10.35552/0247.38.2.2155

Abstract

The Urhobo language displays a hiatus environment created via morphological or syntactic concatenation. However, the grammar of the language requires that such an environment be repaired. This is because it violates a constraint forbidding hiatuses in the language. Languages that do not tolerate hiatus may apply one or more repair strategies to ensure deviant structures conform to constraint requirements. This study seeks to examine the hiatus resolution strategy in Urhobo and its interaction with general processes in the language. It employs data elicited from two adult L1 speakers of the language, while the analysis of the data is couched within the theory of constraint and repair strategies (TCRS). The study noted that only vowel elision is employed as a repair strategy, but it is bled by glide formation, which is a general process in the language. Elision targets V1, but it is blocked by *ØLINCON, a constraint that requires the preservation of elements that encode greater linguistic content in a string.
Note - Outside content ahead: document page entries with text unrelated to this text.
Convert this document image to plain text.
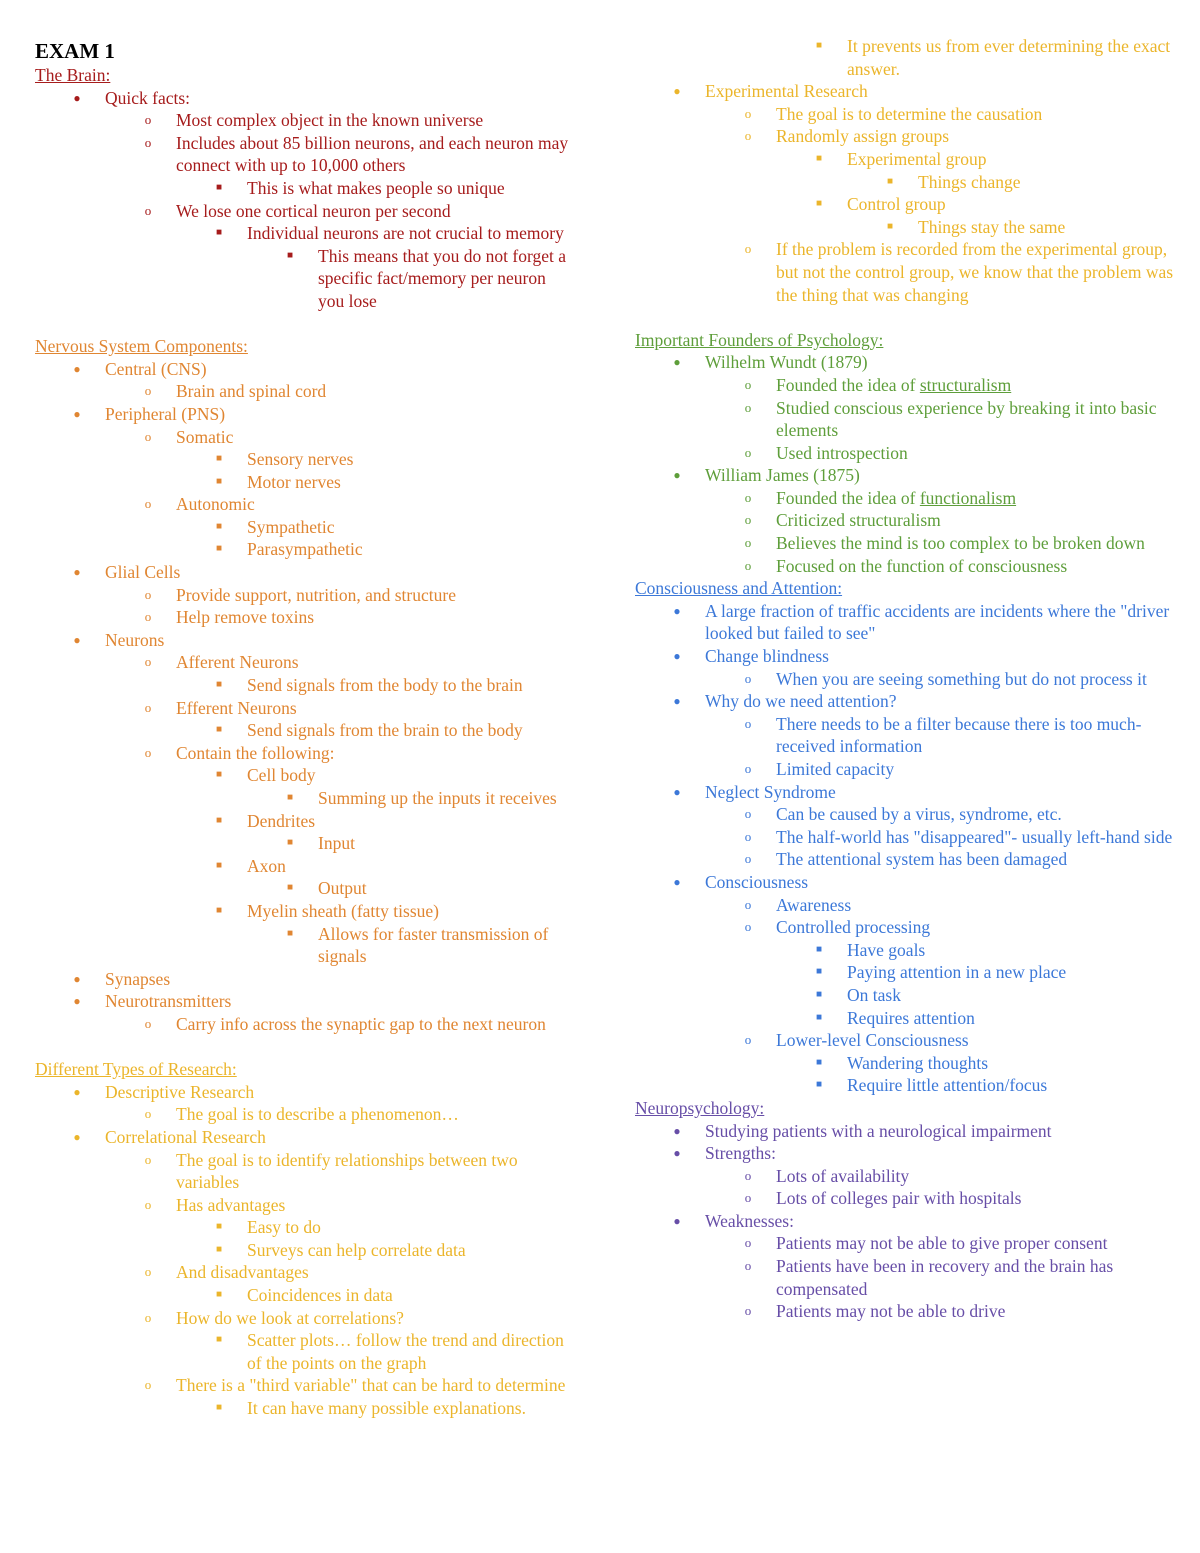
EXAM 1
The Brain:
● Quick facts:
o Most complex object in the known universe
o Includes about 85 billion neurons, and each neuron may connect with up to 10,000 others
■ This is what makes people so unique
o We lose one cortical neuron per second
■ Individual neurons are not crucial to memory
■ This means that you do not forget a specific fact/memory per neuron you lose
Nervous System Components:
● Central (CNS)
o Brain and spinal cord
● Peripheral (PNS)
o Somatic
■ Sensory nerves
■ Motor nerves
o Autonomic
■ Sympathetic
■ Parasympathetic
● Glial Cells
o Provide support, nutrition, and structure
o Help remove toxins
● Neurons
o Afferent Neurons
■ Send signals from the body to the brain
o Efferent Neurons
■ Send signals from the brain to the body
o Contain the following:
■ Cell body
■ Summing up the inputs it receives
■ Dendrites
■ Input
■ Axon
■ Output
■ Myelin sheath (fatty tissue)
■ Allows for faster transmission of signals
● Synapses
● Neurotransmitters
o Carry info across the synaptic gap to the next neuron
Different Types of Research:
● Descriptive Research
o The goal is to describe a phenomenon…
● Correlational Research
o The goal is to identify relationships between two variables
o Has advantages
■ Easy to do
■ Surveys can help correlate data
o And disadvantages
■ Coincidences in data
o How do we look at correlations?
■ Scatter plots… follow the trend and direction of the points on the graph
o There is a "third variable" that can be hard to determine
■ It can have many possible explanations.
■ It prevents us from ever determining the exact answer.
● Experimental Research
o The goal is to determine the causation
o Randomly assign groups
■ Experimental group
■ Things change
■ Control group
■ Things stay the same
o If the problem is recorded from the experimental group, but not the control group, we know that the problem was the thing that was changing
Important Founders of Psychology:
● Wilhelm Wundt (1879)
o Founded the idea of structuralism
o Studied conscious experience by breaking it into basic elements
o Used introspection
● William James (1875)
o Founded the idea of functionalism
o Criticized structuralism
o Believes the mind is too complex to be broken down
o Focused on the function of consciousness
Consciousness and Attention:
● A large fraction of traffic accidents are incidents where the "driver looked but failed to see"
● Change blindness
o When you are seeing something but do not process it
● Why do we need attention?
o There needs to be a filter because there is too much-received information
o Limited capacity
● Neglect Syndrome
o Can be caused by a virus, syndrome, etc.
o The half-world has "disappeared"- usually left-hand side
o The attentional system has been damaged
● Consciousness
o Awareness
o Controlled processing
■ Have goals
■ Paying attention in a new place
■ On task
■ Requires attention
o Lower-level Consciousness
■ Wandering thoughts
■ Require little attention/focus
Neuropsychology:
● Studying patients with a neurological impairment
● Strengths:
o Lots of availability
o Lots of colleges pair with hospitals
● Weaknesses:
o Patients may not be able to give proper consent
o Patients have been in recovery and the brain has compensated
o Patients may not be able to drive
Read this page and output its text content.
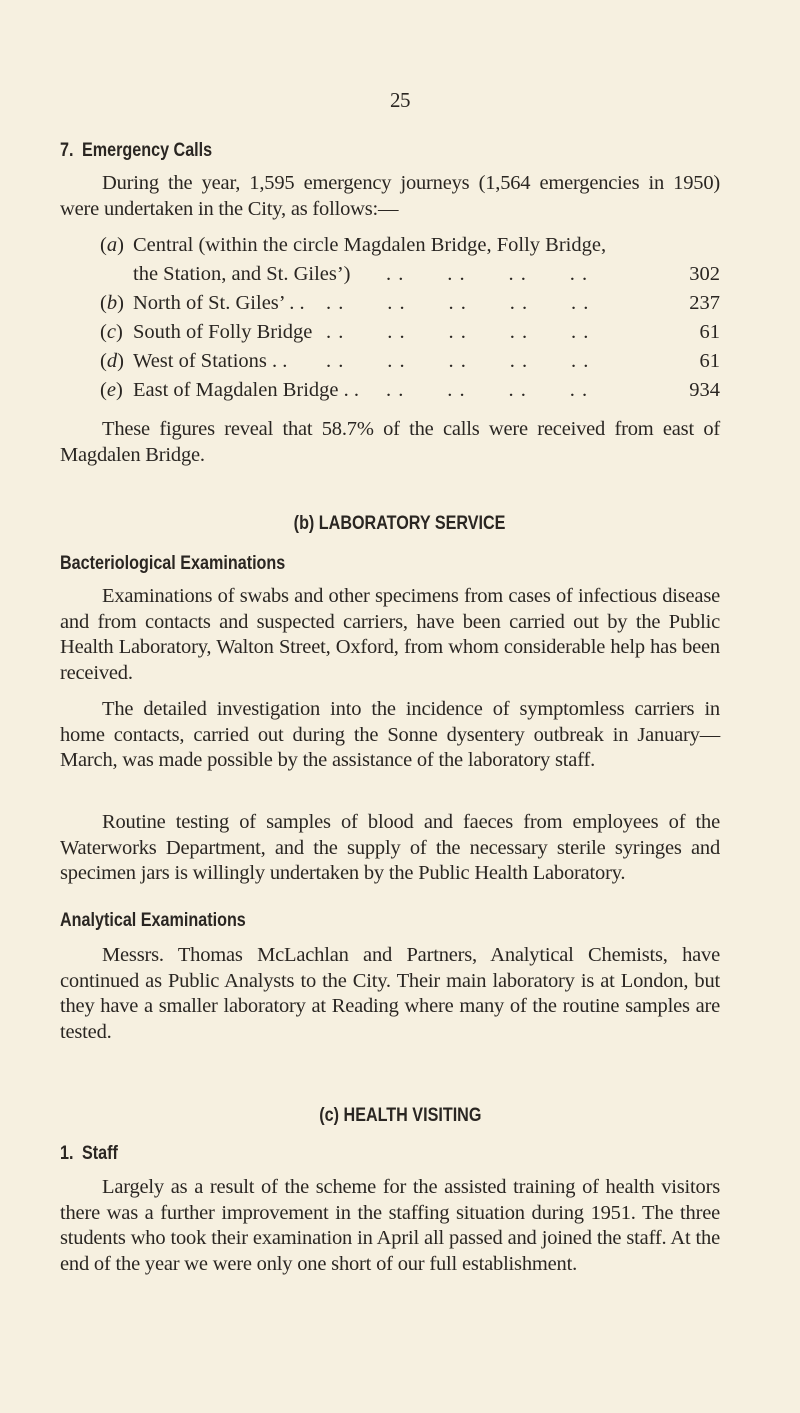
25
7. Emergency Calls
During the year, 1,595 emergency journeys (1,564 emergencies in 1950) were undertaken in the City, as follows:—
(a) Central (within the circle Magdalen Bridge, Folly Bridge,
the Station, and St. Giles’) . .       . .       . .       . .	302
(b) North of St. Giles’ . . . .       . .       . .       . .       . .	237
(c) South of Folly Bridge . .       . .       . .       . .       . .	61
(d) West of Stations . . . .       . .       . .       . .       . .	61
(e) East of Magdalen Bridge . . . .       . .       . .       . .	934
These figures reveal that 58.7% of the calls were received from east of Magdalen Bridge.
(b) LABORATORY SERVICE
Bacteriological Examinations
Examinations of swabs and other specimens from cases of infectious disease and from contacts and suspected carriers, have been carried out by the Public Health Laboratory, Walton Street, Oxford, from whom considerable help has been received.
The detailed investigation into the incidence of symptomless carriers in home contacts, carried out during the Sonne dysentery outbreak in January—March, was made possible by the assistance of the laboratory staff.
Routine testing of samples of blood and faeces from employees of the Waterworks Department, and the supply of the necessary sterile syringes and specimen jars is willingly undertaken by the Public Health Laboratory.
Analytical Examinations
Messrs. Thomas McLachlan and Partners, Analytical Chemists, have continued as Public Analysts to the City. Their main laboratory is at London, but they have a smaller laboratory at Reading where many of the routine samples are tested.
(c) HEALTH VISITING
1. Staff
Largely as a result of the scheme for the assisted training of health visitors there was a further improvement in the staffing situation during 1951. The three students who took their examination in April all passed and joined the staff. At the end of the year we were only one short of our full establishment.
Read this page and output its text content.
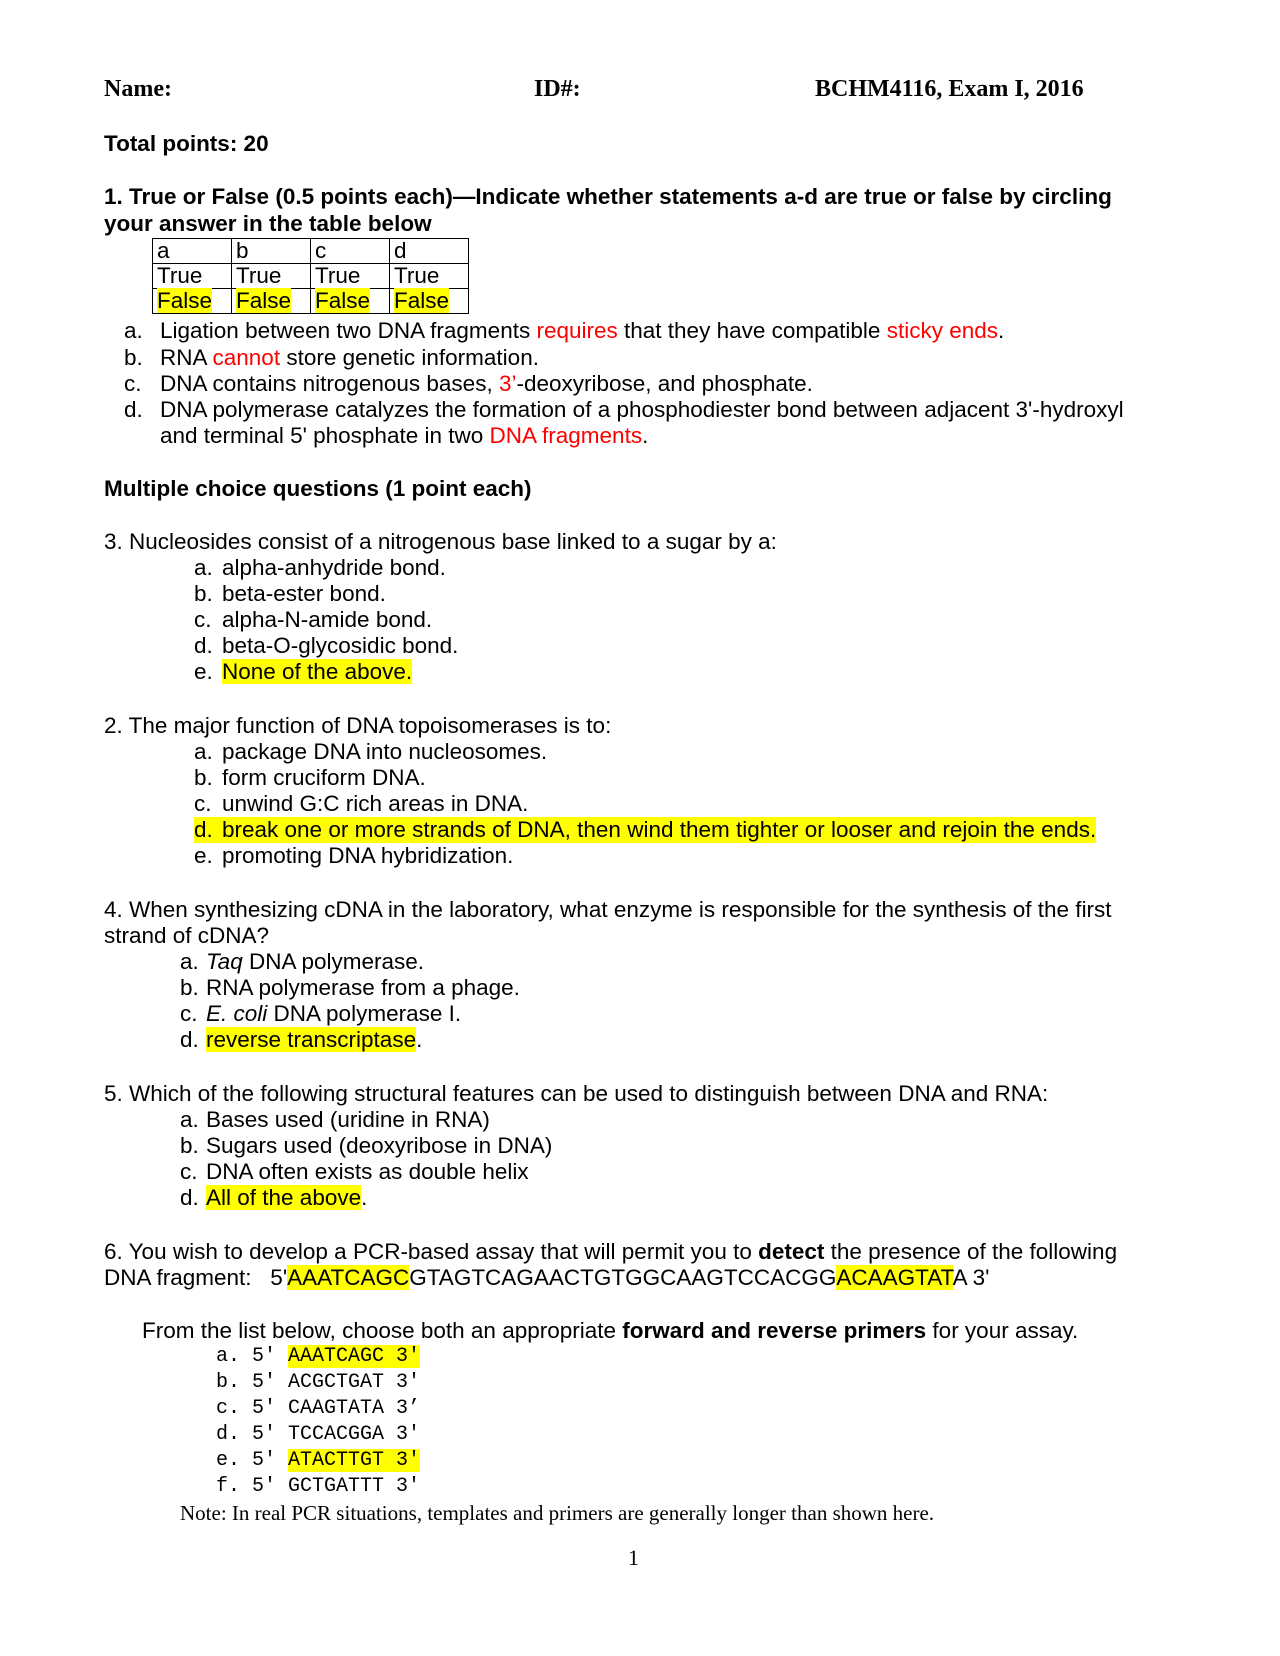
Name:	ID#:	BCHM4116, Exam I, 2016
Total points: 20
1. True or False (0.5 points each)—Indicate whether statements a-d are true or false by circling
your answer in the table below
a	b	c	d
True	True	True	True
False	False	False	False
a. Ligation between two DNA fragments requires that they have compatible sticky ends.
b. RNA cannot store genetic information.
c. DNA contains nitrogenous bases, 3’-deoxyribose, and phosphate.
d. DNA polymerase catalyzes the formation of a phosphodiester bond between adjacent 3'-hydroxyl
and terminal 5' phosphate in two DNA fragments.
Multiple choice questions (1 point each)
3. Nucleosides consist of a nitrogenous base linked to a sugar by a:
a. alpha-anhydride bond.
b. beta-ester bond.
c. alpha-N-amide bond.
d. beta-O-glycosidic bond.
e. None of the above.
2. The major function of DNA topoisomerases is to:
a. package DNA into nucleosomes.
b. form cruciform DNA.
c. unwind G:C rich areas in DNA.
d. break one or more strands of DNA, then wind them tighter or looser and rejoin the ends.
e. promoting DNA hybridization.
4. When synthesizing cDNA in the laboratory, what enzyme is responsible for the synthesis of the first
strand of cDNA?
a. Taq DNA polymerase.
b. RNA polymerase from a phage.
c. E. coli DNA polymerase I.
d. reverse transcriptase.
5. Which of the following structural features can be used to distinguish between DNA and RNA:
a. Bases used (uridine in RNA)
b. Sugars used (deoxyribose in DNA)
c. DNA often exists as double helix
d. All of the above.
6. You wish to develop a PCR-based assay that will permit you to detect the presence of the following
DNA fragment:   5'AAATCAGCGTAGTCAGAACTGTGGCAAGTCCACGGACAAGTATA 3'
From the list below, choose both an appropriate forward and reverse primers for your assay.
a. 5' AAATCAGC 3'
b. 5' ACGCTGAT 3'
c. 5' CAAGTATA 3’
d. 5' TCCACGGA 3'
e. 5' ATACTTGT 3'
f. 5' GCTGATTT 3'
Note: In real PCR situations, templates and primers are generally longer than shown here.
1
Hence, it seems, at least superficially, that vowel elision affects any of the vowels on either side of the word boundary in Urhobo. The interaction between glide formation and vowel elision is couched in a serial implementation, such that the general process of glide formation applies first, thereby bleeding vowel elision. Thus, [+High] vowels do not necessarily survive vowel elision, as argued in previous studies, rather, glide formation as a general process bleeds an environment in which vowel elision, which is a repair strategy, can apply since it occurs first. There are two points of interest in this study; viz., it is argued that general processes can apply before repairs in the TCRS model and that such application accounts for bleeding relations between processes.